Like I mentioned, I think this is improving, however for a long time it has been commonplace to label someone a “schizophrenic” instead of saying he or she is a person with schizophrenia. For physical illnesses things are handled differently and people will usually say, a person has cancer. The person with cancer remains one of ‘us’ and has an attribute, while the ‘schizophrenic’ becomes one of ‘them’ and is completely defined by the label we affix to the person. In this way, language can be a powerful source and sign of stigmatisation.
It intrigues me how people use labels to describe their experiences of mental illness.

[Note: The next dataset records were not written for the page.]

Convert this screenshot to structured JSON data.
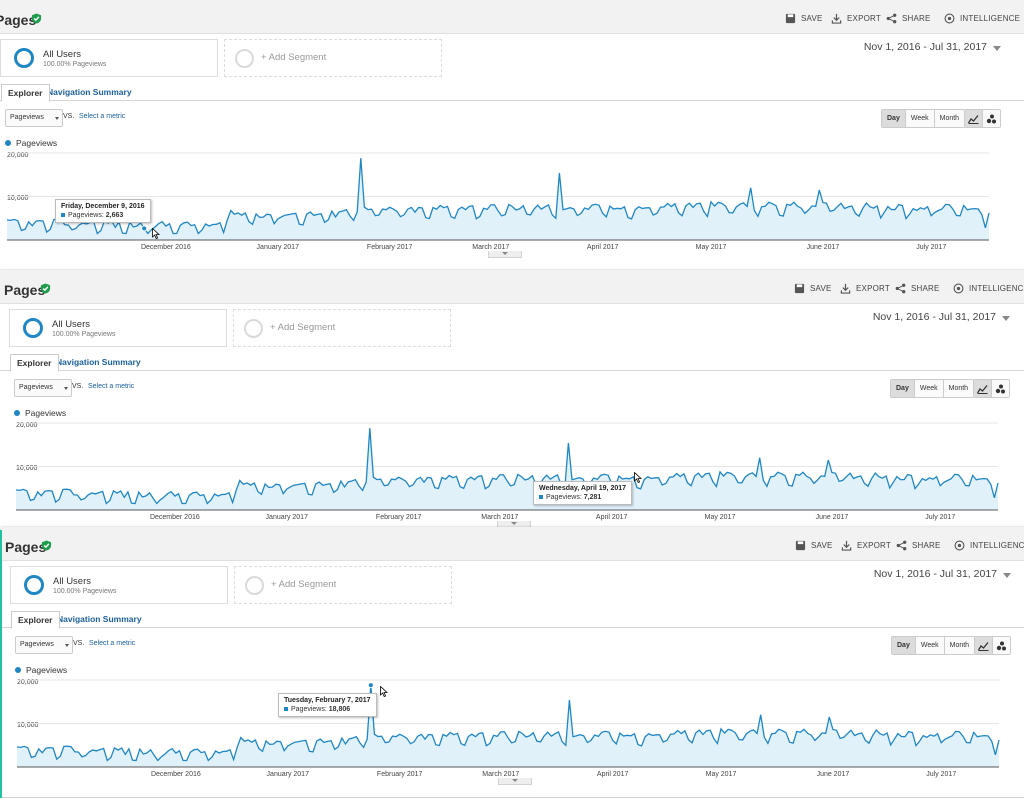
{
  "colors": {
    "accent": "#1f87c5",
    "area": "#e1f1fa",
    "link": "#1a5f9c",
    "verified": "#1e9e4c"
  },
  "header": {
    "title": "Pages",
    "verified_icon": "check-shield-icon",
    "save_label": "SAVE",
    "export_label": "EXPORT",
    "share_label": "SHARE",
    "intelligence_label": "INTELLIGENCE"
  },
  "segments": {
    "all_users_title": "All Users",
    "all_users_sub": "100.00% Pageviews",
    "add_segment_label": "+ Add Segment"
  },
  "date_range": "Nov 1, 2016 - Jul 31, 2017",
  "tabs": {
    "explorer": "Explorer",
    "navigation_summary": "Navigation Summary"
  },
  "metric": {
    "selected": "Pageviews",
    "vs": "VS.",
    "select_metric": "Select a metric"
  },
  "period": {
    "day": "Day",
    "week": "Week",
    "month": "Month",
    "selected": "Day"
  },
  "panels": [
    {
      "tooltip": {
        "date": "Friday, December 9, 2016",
        "metric": "Pageviews",
        "value": "2,663"
      }
    },
    {
      "tooltip": {
        "date": "Wednesday, April 19, 2017",
        "metric": "Pageviews",
        "value": "7,281"
      }
    },
    {
      "tooltip": {
        "date": "Tuesday, February 7, 2017",
        "metric": "Pageviews",
        "value": "18,806"
      }
    }
  ],
  "chart_data": {
    "type": "area",
    "legend": [
      "Pageviews"
    ],
    "series": [
      {
        "name": "Pageviews"
      }
    ],
    "y_ticks": [
      "20,000",
      "10,000"
    ],
    "ylim": [
      0,
      20000
    ],
    "x_tick_labels": [
      "December 2016",
      "January 2017",
      "February 2017",
      "March 2017",
      "April 2017",
      "May 2017",
      "June 2017",
      "July 2017"
    ],
    "x_range": [
      "2016-11-01",
      "2017-07-31"
    ],
    "highlighted_points": [
      {
        "date": "2016-12-09",
        "value": 2663
      },
      {
        "date": "2017-04-19",
        "value": 7281
      },
      {
        "date": "2017-02-07",
        "value": 18806
      }
    ],
    "approx_profile": {
      "Nov 2016": 3500,
      "Dec 2016": 3000,
      "Jan 2017": 5500,
      "Feb 2017": 6500,
      "Mar 2017": 7000,
      "Apr 2017": 7000,
      "May 2017": 7500,
      "Jun 2017": 7500,
      "Jul 2017": 7000
    },
    "notable_peaks": [
      {
        "date": "2017-02-07",
        "value": 18806
      },
      {
        "date": "2017-04-03",
        "value": 15400
      },
      {
        "date": "2017-05-26",
        "value": 12000
      },
      {
        "date": "2017-06-14",
        "value": 11500
      }
    ]
  }
}
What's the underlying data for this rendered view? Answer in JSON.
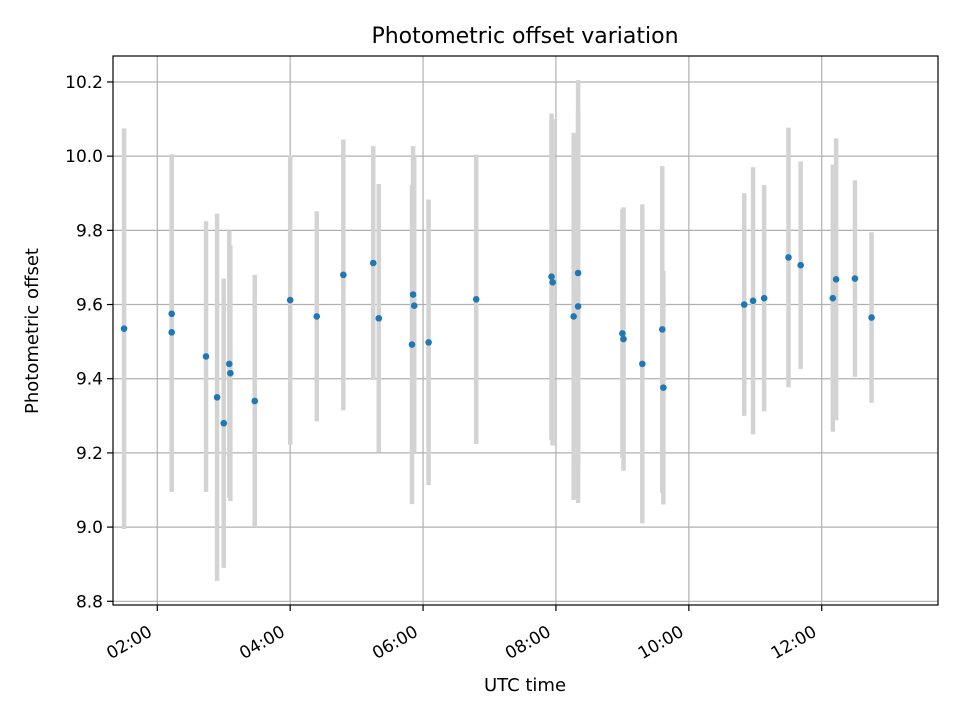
{
  "chart_data": {
    "type": "scatter",
    "title": "Photometric offset variation",
    "xlabel": "UTC time",
    "ylabel": "Photometric offset",
    "x_axis_kind": "time",
    "xlim": [
      "01:20",
      "13:45"
    ],
    "ylim": [
      8.79,
      10.27
    ],
    "x_ticks": [
      "02:00",
      "04:00",
      "06:00",
      "08:00",
      "10:00",
      "12:00"
    ],
    "y_ticks": [
      "8.8",
      "9.0",
      "9.2",
      "9.4",
      "9.6",
      "9.8",
      "10.0",
      "10.2"
    ],
    "grid": true,
    "colors": {
      "points": "#1f77b4",
      "error_bars": "#d3d3d3",
      "grid": "#b0b0b0"
    },
    "points": [
      {
        "t": "01:30",
        "y": 9.535,
        "lo": 8.995,
        "hi": 10.075
      },
      {
        "t": "02:13",
        "y": 9.575,
        "lo": 9.145,
        "hi": 10.005
      },
      {
        "t": "02:13",
        "y": 9.525,
        "lo": 9.095,
        "hi": 9.955
      },
      {
        "t": "02:44",
        "y": 9.46,
        "lo": 9.095,
        "hi": 9.825
      },
      {
        "t": "02:54",
        "y": 9.35,
        "lo": 8.855,
        "hi": 9.845
      },
      {
        "t": "03:00",
        "y": 9.28,
        "lo": 8.89,
        "hi": 9.67
      },
      {
        "t": "03:05",
        "y": 9.44,
        "lo": 9.08,
        "hi": 9.8
      },
      {
        "t": "03:06",
        "y": 9.415,
        "lo": 9.07,
        "hi": 9.76
      },
      {
        "t": "03:28",
        "y": 9.34,
        "lo": 9.0,
        "hi": 9.68
      },
      {
        "t": "04:00",
        "y": 9.612,
        "lo": 9.222,
        "hi": 10.002
      },
      {
        "t": "04:24",
        "y": 9.568,
        "lo": 9.285,
        "hi": 9.851
      },
      {
        "t": "04:48",
        "y": 9.68,
        "lo": 9.315,
        "hi": 10.045
      },
      {
        "t": "05:15",
        "y": 9.712,
        "lo": 9.397,
        "hi": 10.027
      },
      {
        "t": "05:20",
        "y": 9.563,
        "lo": 9.201,
        "hi": 9.925
      },
      {
        "t": "05:50",
        "y": 9.492,
        "lo": 9.062,
        "hi": 9.922
      },
      {
        "t": "05:51",
        "y": 9.627,
        "lo": 9.227,
        "hi": 10.027
      },
      {
        "t": "05:52",
        "y": 9.597,
        "lo": 9.197,
        "hi": 9.997
      },
      {
        "t": "06:05",
        "y": 9.498,
        "lo": 9.113,
        "hi": 9.883
      },
      {
        "t": "06:48",
        "y": 9.614,
        "lo": 9.224,
        "hi": 10.004
      },
      {
        "t": "07:56",
        "y": 9.675,
        "lo": 9.235,
        "hi": 10.115
      },
      {
        "t": "07:57",
        "y": 9.66,
        "lo": 9.22,
        "hi": 10.1
      },
      {
        "t": "08:16",
        "y": 9.568,
        "lo": 9.073,
        "hi": 10.063
      },
      {
        "t": "08:20",
        "y": 9.685,
        "lo": 9.165,
        "hi": 10.205
      },
      {
        "t": "08:20",
        "y": 9.595,
        "lo": 9.065,
        "hi": 10.125
      },
      {
        "t": "09:00",
        "y": 9.522,
        "lo": 9.187,
        "hi": 9.857
      },
      {
        "t": "09:01",
        "y": 9.507,
        "lo": 9.152,
        "hi": 9.862
      },
      {
        "t": "09:18",
        "y": 9.44,
        "lo": 9.01,
        "hi": 9.87
      },
      {
        "t": "09:36",
        "y": 9.533,
        "lo": 9.093,
        "hi": 9.973
      },
      {
        "t": "09:37",
        "y": 9.376,
        "lo": 9.061,
        "hi": 9.691
      },
      {
        "t": "10:50",
        "y": 9.6,
        "lo": 9.3,
        "hi": 9.9
      },
      {
        "t": "10:58",
        "y": 9.61,
        "lo": 9.25,
        "hi": 9.97
      },
      {
        "t": "11:08",
        "y": 9.617,
        "lo": 9.312,
        "hi": 9.922
      },
      {
        "t": "11:30",
        "y": 9.727,
        "lo": 9.377,
        "hi": 10.077
      },
      {
        "t": "11:41",
        "y": 9.706,
        "lo": 9.426,
        "hi": 9.986
      },
      {
        "t": "12:10",
        "y": 9.617,
        "lo": 9.257,
        "hi": 9.977
      },
      {
        "t": "12:13",
        "y": 9.668,
        "lo": 9.288,
        "hi": 10.048
      },
      {
        "t": "12:30",
        "y": 9.67,
        "lo": 9.405,
        "hi": 9.935
      },
      {
        "t": "12:45",
        "y": 9.565,
        "lo": 9.335,
        "hi": 9.795
      }
    ]
  }
}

When I was working as a psychologist, it was something I would challenge clients on and the relationship between their choice of words and recovery was fascinating. When I was a patient in a psychiatric hospital, it was one of the things I most commonly ranted about to other patients in groups as to how I thought they should speak about their own mental illness.
From my experience, the three most commonly asked questions (with common answers) that are asked between inpatients in a mental health facility appear to be:
- What’s your name?
- My name is Sam/Andrew/La-ah
- Where are you from?
- I’m from Brisbane/Lismore/Timbuktu
- What are you here for?
- I’m depressed/anxious/bipolar/psychotic/crazy etc.
More often than not, patients described themselves in terms of their illness. So not only does the wider community place these labels on ‘us’, but sometimes it comes from the individual themselfl. But mental illnesses are not adjectives. And they are not ‘us’. I am not defined entirely by a disorder. Just as no one would ever say “I’m cancerous” or “I’m urinary tract infection”.
So what’s the best thing to do when talking about someone else’s mental illness? Be respectful. Taking the time and making the effort to show respect for people who may have different backgrounds, life experiences and cultures from our own can really improve our ability to communicate. Maybe spend some time becoming aware of your own beliefs, stereotypes and biases about people who have a mental health condition. Be aware that certain words and labels can hurt.
Remember that all people are people first and foremost. Rather than describe the person as their illness, describe them as a person experiencing a certain something. E.g. Sam is experiencing a mental health episode. Remember that a lot of mental illnesses are treatable and manageable and as such may pass. Probably best then not to stick a label on someone for a condition that may not even hang around.
And why not ask your loved one how they’d like the mental illness to be referred to? That too can work.
“The limits of my language means the limits of my world” Ludwig Wittgenstein.